Alertado em tempo real: invasor converte US$ 11,5 milhões em ativos roubados da Verus em ETH após configuração do Tornado Cash

Pontos principais
Ataque converte saques em ETH e rastros do Tornado Cash surgem
A ponte Verus-Ethereum foi esvaziada de aproximadamente US$ 11,5 milhões em uma exploração coordenada, com análises confirmando que o invasor extraiu 103,6 tBTC, 1.625 ETH e 147.000 USDC da ponte antes de converter todos os ativos roubados em aproximadamente 5.402 ETH (no valor de cerca de US$ 11,4 milhões) mantidos no endereço de carteira 0x65Cb25F9.

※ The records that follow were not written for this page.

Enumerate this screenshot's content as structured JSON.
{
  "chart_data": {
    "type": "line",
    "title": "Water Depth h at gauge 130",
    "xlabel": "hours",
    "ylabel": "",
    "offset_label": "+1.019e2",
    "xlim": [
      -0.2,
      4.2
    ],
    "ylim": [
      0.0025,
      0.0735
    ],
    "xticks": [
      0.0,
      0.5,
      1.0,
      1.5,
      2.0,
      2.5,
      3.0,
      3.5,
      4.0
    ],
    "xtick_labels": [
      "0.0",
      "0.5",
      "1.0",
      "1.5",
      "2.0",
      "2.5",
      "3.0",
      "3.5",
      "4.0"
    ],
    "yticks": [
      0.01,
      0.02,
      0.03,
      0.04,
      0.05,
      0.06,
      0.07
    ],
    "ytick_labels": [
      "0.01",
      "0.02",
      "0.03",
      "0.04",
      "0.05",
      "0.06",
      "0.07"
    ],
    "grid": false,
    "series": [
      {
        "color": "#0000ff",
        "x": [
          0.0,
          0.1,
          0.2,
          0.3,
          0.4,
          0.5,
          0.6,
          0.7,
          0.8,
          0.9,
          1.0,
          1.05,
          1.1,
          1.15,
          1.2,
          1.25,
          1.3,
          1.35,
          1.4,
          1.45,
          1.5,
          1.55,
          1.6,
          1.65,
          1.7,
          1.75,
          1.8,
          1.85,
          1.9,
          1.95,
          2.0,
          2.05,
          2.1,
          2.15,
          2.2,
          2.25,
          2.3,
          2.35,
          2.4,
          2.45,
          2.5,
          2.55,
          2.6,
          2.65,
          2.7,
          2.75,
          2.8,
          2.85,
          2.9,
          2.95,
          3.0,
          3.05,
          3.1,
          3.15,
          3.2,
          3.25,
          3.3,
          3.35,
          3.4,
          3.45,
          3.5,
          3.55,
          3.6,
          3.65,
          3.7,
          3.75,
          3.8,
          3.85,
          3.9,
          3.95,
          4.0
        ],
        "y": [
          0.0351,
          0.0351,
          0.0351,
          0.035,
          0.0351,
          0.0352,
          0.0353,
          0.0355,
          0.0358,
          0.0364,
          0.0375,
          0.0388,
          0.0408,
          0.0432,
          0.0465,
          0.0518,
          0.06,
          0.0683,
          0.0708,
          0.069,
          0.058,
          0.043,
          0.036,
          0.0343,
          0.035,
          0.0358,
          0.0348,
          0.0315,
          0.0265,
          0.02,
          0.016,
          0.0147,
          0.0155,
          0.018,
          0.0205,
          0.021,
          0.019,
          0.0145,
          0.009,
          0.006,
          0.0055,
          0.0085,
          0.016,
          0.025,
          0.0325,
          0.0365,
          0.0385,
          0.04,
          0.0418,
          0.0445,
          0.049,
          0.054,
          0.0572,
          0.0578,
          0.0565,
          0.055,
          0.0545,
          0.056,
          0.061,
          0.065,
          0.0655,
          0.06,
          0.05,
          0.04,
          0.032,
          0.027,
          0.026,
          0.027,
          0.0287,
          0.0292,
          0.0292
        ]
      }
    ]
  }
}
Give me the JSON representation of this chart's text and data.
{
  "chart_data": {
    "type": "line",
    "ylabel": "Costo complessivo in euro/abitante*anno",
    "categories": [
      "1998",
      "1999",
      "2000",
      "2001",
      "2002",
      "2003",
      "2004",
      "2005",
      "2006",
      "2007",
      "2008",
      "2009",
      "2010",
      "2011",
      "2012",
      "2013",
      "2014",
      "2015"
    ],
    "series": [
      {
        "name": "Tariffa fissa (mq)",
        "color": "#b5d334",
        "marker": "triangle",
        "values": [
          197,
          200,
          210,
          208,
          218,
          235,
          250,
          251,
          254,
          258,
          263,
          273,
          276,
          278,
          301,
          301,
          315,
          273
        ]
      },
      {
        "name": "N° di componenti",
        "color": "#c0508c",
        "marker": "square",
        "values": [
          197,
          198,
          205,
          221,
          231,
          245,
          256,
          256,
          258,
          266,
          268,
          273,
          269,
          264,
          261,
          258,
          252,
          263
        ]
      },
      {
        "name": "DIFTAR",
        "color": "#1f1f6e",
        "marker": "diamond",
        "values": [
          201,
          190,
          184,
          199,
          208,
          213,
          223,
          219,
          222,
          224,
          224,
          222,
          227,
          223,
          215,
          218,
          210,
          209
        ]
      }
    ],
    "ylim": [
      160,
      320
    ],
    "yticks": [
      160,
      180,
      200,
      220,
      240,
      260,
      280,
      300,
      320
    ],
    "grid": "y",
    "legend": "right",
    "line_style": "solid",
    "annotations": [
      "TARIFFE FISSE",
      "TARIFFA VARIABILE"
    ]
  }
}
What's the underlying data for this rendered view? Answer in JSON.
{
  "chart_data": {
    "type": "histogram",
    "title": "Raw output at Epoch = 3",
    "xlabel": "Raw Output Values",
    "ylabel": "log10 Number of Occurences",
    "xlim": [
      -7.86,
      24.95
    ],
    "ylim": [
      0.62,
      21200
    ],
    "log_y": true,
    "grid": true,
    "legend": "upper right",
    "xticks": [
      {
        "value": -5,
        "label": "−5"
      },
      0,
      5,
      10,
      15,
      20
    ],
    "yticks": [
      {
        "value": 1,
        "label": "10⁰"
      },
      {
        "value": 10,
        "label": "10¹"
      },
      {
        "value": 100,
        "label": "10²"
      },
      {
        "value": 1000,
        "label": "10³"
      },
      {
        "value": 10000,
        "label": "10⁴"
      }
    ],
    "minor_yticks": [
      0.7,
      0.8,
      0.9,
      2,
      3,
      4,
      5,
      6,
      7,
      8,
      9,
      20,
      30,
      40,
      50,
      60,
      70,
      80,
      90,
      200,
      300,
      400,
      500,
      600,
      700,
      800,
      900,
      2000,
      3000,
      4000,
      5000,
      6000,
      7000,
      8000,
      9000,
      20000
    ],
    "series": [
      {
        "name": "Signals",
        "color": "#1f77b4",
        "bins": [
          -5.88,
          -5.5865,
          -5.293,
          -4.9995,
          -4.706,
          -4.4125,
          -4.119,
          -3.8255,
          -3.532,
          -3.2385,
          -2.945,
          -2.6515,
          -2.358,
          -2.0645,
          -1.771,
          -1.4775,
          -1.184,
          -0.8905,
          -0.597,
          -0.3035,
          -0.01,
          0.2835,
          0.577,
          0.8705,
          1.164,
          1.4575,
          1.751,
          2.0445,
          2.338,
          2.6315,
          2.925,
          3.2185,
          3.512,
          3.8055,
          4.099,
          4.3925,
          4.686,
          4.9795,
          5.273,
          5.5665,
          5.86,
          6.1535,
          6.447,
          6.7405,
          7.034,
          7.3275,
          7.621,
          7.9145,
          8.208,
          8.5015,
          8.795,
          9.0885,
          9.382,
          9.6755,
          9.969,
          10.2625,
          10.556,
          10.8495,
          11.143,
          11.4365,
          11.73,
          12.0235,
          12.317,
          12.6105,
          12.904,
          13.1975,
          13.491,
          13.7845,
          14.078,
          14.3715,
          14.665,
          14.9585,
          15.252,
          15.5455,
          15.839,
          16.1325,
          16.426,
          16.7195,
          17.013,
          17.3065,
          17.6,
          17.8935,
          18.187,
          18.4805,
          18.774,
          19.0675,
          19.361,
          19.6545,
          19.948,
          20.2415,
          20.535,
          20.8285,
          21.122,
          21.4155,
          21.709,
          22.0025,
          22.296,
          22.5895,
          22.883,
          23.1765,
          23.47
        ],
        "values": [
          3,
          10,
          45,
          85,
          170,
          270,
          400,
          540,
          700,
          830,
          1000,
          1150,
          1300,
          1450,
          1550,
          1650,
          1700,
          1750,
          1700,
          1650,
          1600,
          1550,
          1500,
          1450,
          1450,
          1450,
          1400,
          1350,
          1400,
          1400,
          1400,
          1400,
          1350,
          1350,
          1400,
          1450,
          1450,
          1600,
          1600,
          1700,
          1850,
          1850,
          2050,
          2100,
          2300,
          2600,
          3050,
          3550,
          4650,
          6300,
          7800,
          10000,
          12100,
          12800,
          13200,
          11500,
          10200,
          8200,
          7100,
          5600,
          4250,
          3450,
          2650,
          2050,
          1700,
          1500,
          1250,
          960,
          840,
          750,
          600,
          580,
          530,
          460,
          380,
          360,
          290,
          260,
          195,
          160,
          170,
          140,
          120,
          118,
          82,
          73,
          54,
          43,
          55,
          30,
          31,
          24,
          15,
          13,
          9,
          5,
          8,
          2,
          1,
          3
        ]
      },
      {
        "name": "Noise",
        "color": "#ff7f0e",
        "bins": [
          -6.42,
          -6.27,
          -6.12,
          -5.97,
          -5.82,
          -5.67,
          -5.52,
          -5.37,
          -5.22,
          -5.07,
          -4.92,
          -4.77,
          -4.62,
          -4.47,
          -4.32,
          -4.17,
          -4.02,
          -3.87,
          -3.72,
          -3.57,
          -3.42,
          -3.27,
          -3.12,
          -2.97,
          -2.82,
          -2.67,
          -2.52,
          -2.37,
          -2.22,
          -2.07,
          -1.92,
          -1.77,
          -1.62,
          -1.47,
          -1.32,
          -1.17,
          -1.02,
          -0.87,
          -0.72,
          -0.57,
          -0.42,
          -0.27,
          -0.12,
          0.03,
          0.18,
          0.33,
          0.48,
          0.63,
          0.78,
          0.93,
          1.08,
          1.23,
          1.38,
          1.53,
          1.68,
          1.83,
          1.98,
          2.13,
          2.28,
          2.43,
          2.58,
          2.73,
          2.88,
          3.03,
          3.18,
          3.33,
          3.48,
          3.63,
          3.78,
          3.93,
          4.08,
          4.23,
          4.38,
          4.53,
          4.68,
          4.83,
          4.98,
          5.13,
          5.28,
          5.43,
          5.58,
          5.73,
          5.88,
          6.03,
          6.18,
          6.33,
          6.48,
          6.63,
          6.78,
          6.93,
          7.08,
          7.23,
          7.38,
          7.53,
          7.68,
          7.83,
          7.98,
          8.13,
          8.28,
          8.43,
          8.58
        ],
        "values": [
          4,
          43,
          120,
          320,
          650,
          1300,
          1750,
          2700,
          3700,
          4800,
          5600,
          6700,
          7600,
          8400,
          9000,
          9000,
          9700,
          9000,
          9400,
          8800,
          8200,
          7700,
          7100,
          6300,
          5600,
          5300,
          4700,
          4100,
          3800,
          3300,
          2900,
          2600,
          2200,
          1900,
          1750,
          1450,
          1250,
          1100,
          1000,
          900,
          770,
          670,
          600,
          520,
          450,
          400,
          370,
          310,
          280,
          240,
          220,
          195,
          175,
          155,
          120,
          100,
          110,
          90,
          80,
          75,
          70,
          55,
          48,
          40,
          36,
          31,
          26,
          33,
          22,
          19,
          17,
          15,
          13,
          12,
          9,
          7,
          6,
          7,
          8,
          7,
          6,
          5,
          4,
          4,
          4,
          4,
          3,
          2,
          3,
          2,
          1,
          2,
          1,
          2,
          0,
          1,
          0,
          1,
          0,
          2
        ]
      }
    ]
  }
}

A empresa de segurança Blockaid emitiu um alerta à comunidade
identificando o ataque à medida que ele se desenrolava, confirmando posteriormente que a carteira do invasor foi inicialmente alimentada com 1 ETH via Tornado Cash, um misturador descentralizado de criptomoedas que permite aos usuários ocultar a origem dos fundos.O Tornado Cash apareceu em várias trilhas de lavagem pós-ataque de diversos grandes roubos de criptomoedas nos últimos anos. No caso da Verus, a recarga de 1 ETH é consistente com um padrão conhecido em que os invasores preparam uma carteira limpa usando o misturador antes de agir, garantindo que não haja ligação direta entre sua fonte de financiamento e o endereço do ataque.
A Verus é uma blockchain híbrida de prova de trabalho e prova de participação focada em privacidade e identidade autônoma. Sua ponte Ethereum permite que os usuários transfiram ativos entre as duas redes para acessar protocolos de finanças descentralizadas (DeFi) e oportunidades de rendimento.
A velocidade da conversão de ativos no ataque à Verus é notável, pois todos os três tipos de ativos (ou seja, bitcoin wrapped, ether e stablecoins) foram trocados por um único ativo (ETH) em um curto intervalo de tempo, tornando a rastreabilidade entre cadeias mínima e simplificando o caminho para qualquer rota futura de lavagem de dinheiro.
A violação se soma a um padrão crescente de perdas relacionadas a pontes em 2026, com a Certik classificando a onda de ataques de abril como uma “mudança de alto risco” nas táticas de crimes cibernéticos entre cadeias, em que os invasores estão visando fraquezas na verificação de pontes em uma escala sem precedentes. Paralelamente, a Peckshield rastreou oito explorações de pontes nas duas primeiras semanas de maio, totalizando US$ 328,6 milhões.
O incidente da Verus é a adição mais recente a essa contagem contínua.